La ricerca del Vangelo nella sua forma originale e il desiderio di lasciarsi guidare dallo Spirito Santo determinarono in Europa un’evoluzione riassunta nella nozione di «Riforma» e legata strettamente a Martin Lutero (1483-1546).

Precursori essenziali della Riforma furono la critica della secolarizzazione della Chiesa romana, la richiesta degli umanisti di un ritorno alle fonti originali e il rinnovato interesse per la Bibbia che ne risultava.

Lutero formulò la propria teologia in base alle sue interpretazioni della Bibbia, al centro delle quali stava la dottrina della giustificazione. Il pensiero fondamentale di questa è che Dio non ricompensa in base a buone opere, bensì che offre la sua grazia all’uomo peccatore che crede in Gesù Cristo.

Lutero si scontrò con la Chiesa romana perché rifiutò l’autorità del papa e dubitò dell’infallibilità dei concili. Per lui, l’unica base della dottrina doveva essere la testimonianza biblica di Gesù Cristo.
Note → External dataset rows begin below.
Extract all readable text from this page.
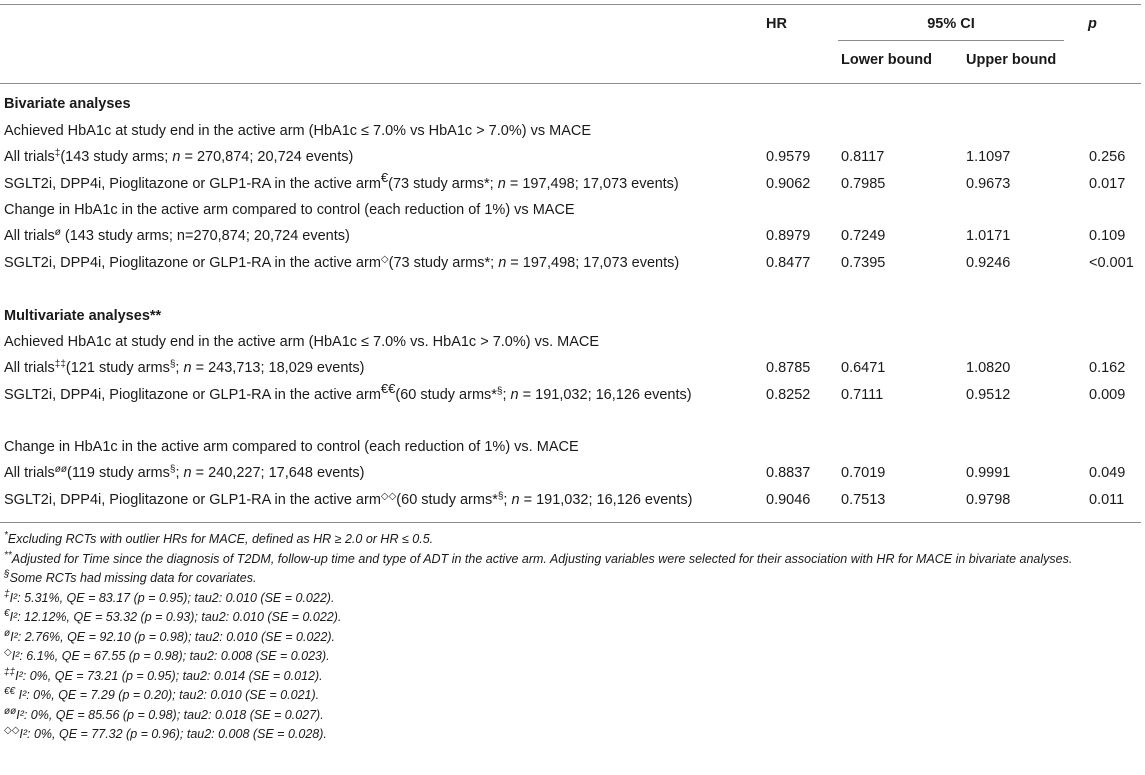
HR	95% CI	p
Lower bound Upper bound
Bivariate analyses
Achieved HbA1c at study end in the active arm (HbA1c ≤ 7.0% vs HbA1c > 7.0%) vs MACE
All trials‡(143 study arms; n = 270,874; 20,724 events)	0.9579 0.8117	1.1097	0.256
SGLT2i, DPP4i, Pioglitazone or GLP1-RA in the active arm€(73 study arms*; n = 197,498; 17,073 events)	0.9062 0.7985	0.9673	0.017
Change in HbA1c in the active arm compared to control (each reduction of 1%) vs MACE
All trials$^ø$ (143 study arms; n=270,874; 20,724 events)	0.8979 0.7249	1.0171	0.109
SGLT2i, DPP4i, Pioglitazone or GLP1-RA in the active arm◇(73 study arms*; n = 197,498; 17,073 events)	0.8477 0.7395	0.9246	<0.001
Multivariate analyses**
Achieved HbA1c at study end in the active arm (HbA1c ≤ 7.0% vs. HbA1c > 7.0%) vs. MACE
All trials‡‡(121 study arms§; n = 243,713; 18,029 events)	0.8785 0.6471	1.0820	0.162
SGLT2i, DPP4i, Pioglitazone or GLP1-RA in the active arm€€(60 study arms*§; n = 191,032; 16,126 events)	0.8252 0.7111	0.9512	0.009
Change in HbA1c in the active arm compared to control (each reduction of 1%) vs. MACE
All trials$^{øø}$(119 study arms§; n = 240,227; 17,648 events)	0.8837 0.7019	0.9991	0.049
SGLT2i, DPP4i, Pioglitazone or GLP1-RA in the active arm◇◇(60 study arms*§; n = 191,032; 16,126 events)	0.9046 0.7513	0.9798	0.011

*Excluding RCTs with outlier HRs for MACE, defined as HR ≥ 2.0 or HR ≤ 0.5.

**Adjusted for Time since the diagnosis of T2DM, follow-up time and type of ADT in the active arm. Adjusting variables were selected for their association with HR for MACE in bivariate analyses.

§Some RCTs had missing data for covariates.

‡I²: 5.31%, QE = 83.17 (p = 0.95); tau2: 0.010 (SE = 0.022).

€I²: 12.12%, QE = 53.32 (p = 0.93); tau2: 0.010 (SE = 0.022).

$^ø$I²: 2.76%, QE = 92.10 (p = 0.98); tau2: 0.010 (SE = 0.022).

◇I²: 6.1%, QE = 67.55 (p = 0.98); tau2: 0.008 (SE = 0.023).

‡‡I²: 0%, QE = 73.21 (p = 0.95); tau2: 0.014 (SE = 0.012).

€€ I²: 0%, QE = 7.29 (p = 0.20); tau2: 0.010 (SE = 0.021).

$^{øø}$I²: 0%, QE = 85.56 (p = 0.98); tau2: 0.018 (SE = 0.027).

◇◇I²: 0%, QE = 77.32 (p = 0.96); tau2: 0.008 (SE = 0.028).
Lutero tradusse la Bibbia nella lingua tedesca, rendendola così accessibile al popolo.

La rapida diffusione della Riforma in Germania non è riconducibile soltanto a Lutero e ad altri riformatori, ma era dovuta anche agli interessi politici ed economici di molti regnanti.

Oltre che in Germania, la Riforma ebbe successo soprattutto nel Nord europeo, come pure nei Paesi Bassi, in Francia e in Italia. A Zurigo operava il riformatore Ulrico Zwingli (1484-1531), a Ginevra Giovanni Calvino (1509-1564) che iniziò un movimento autonomo di riforma.

Le idee riformatrici assumevano anche dimensioni politiche: con motivazioni differenti furono adottate da prìncipi e contadini, per raggiungere obiettivi sociali e politici.

Autonomamente, nel 1534 nacque in Inghilterra la Chiesa di Stato anglicana.

Come reazione alla Riforma, il concilio di Trento (iniziato nel 1545) diede avvio a una riflessione su se stessa della Chiesa cattolica romana e a un suo rinnovamento, preparando il terreno alla controriforma.